Commercial or retail banks use what is known as core banking software which records and manages the transactions made by the banks' customers to their accounts. For example, it allows a customer to go to any branch of the bank and do their banking from there. In essence, it frees the customer from their home branch and enables them to do banking anywhere.

Moreover, core banking software enables integration with channels such as ATMs, internet banking platforms, payment networks and SMS based banking. This integration allows customers to access banking services through multiple channels, supporting broader accessibility and consistency in the service delivery.

Banking software is used by millions of users across hundreds or thousands of branches. This means that the software must be managed on many machines even in a small bank. The core banking system is a major investment for retail banks and maintaining and managing the system can represent a large part of the cost of running a bank. Due to its critical role in banking operations and customer interactions, maintaining the smooth functioning and security of the core banking software is important for financial institutions.

===Investment banks===
Investment banks use software to manage their dealing departments and their client's accountants. These systems often connect to financial markets such as securities exchanges or third-party providers of financial information about international market.

For example, a company such as Bloomberg is a financial software, news, and data company that offers financial software tools through the Bloomberg Terminal. Another example is Reuters whose products specialize in financial information management, purchase order management, positions and risks, and financial instrument sales.

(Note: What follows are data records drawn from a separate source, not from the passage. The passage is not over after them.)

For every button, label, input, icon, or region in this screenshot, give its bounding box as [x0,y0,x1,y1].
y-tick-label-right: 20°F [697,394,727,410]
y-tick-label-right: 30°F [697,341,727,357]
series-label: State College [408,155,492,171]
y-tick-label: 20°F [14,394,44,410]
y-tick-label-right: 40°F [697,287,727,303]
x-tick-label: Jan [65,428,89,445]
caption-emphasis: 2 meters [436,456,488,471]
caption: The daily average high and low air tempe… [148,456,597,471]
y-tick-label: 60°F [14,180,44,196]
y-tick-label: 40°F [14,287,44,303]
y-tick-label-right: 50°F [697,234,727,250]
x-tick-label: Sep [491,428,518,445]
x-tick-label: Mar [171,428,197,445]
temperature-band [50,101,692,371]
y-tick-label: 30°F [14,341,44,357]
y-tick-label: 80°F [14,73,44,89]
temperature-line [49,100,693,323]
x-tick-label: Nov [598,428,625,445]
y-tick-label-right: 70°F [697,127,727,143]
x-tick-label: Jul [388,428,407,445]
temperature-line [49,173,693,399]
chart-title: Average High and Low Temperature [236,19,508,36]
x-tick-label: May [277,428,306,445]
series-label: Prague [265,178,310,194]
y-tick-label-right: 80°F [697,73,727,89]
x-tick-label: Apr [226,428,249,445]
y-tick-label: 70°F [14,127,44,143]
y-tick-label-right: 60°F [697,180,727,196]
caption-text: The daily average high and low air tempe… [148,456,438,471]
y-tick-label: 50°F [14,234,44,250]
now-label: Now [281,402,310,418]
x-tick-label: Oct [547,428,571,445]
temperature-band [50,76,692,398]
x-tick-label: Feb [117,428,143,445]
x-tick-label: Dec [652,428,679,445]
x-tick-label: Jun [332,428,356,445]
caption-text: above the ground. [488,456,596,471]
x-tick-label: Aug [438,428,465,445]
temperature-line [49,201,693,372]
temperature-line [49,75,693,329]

These types of companies provide control solutions and overall productivity for corporate treasury, improved workflow, central banking, bank treasury, exchange and global back-office operations. Examples of these back-office tasks include IT departments that keep the phones and computers running (operations architecture), accounting, human resources (customer relations) and sales and marketing where they come into contact with their customers.

With the help of these software companies, there is efficiency and proper management of transactions both in the front and back offices of banking firms and other financial institutions.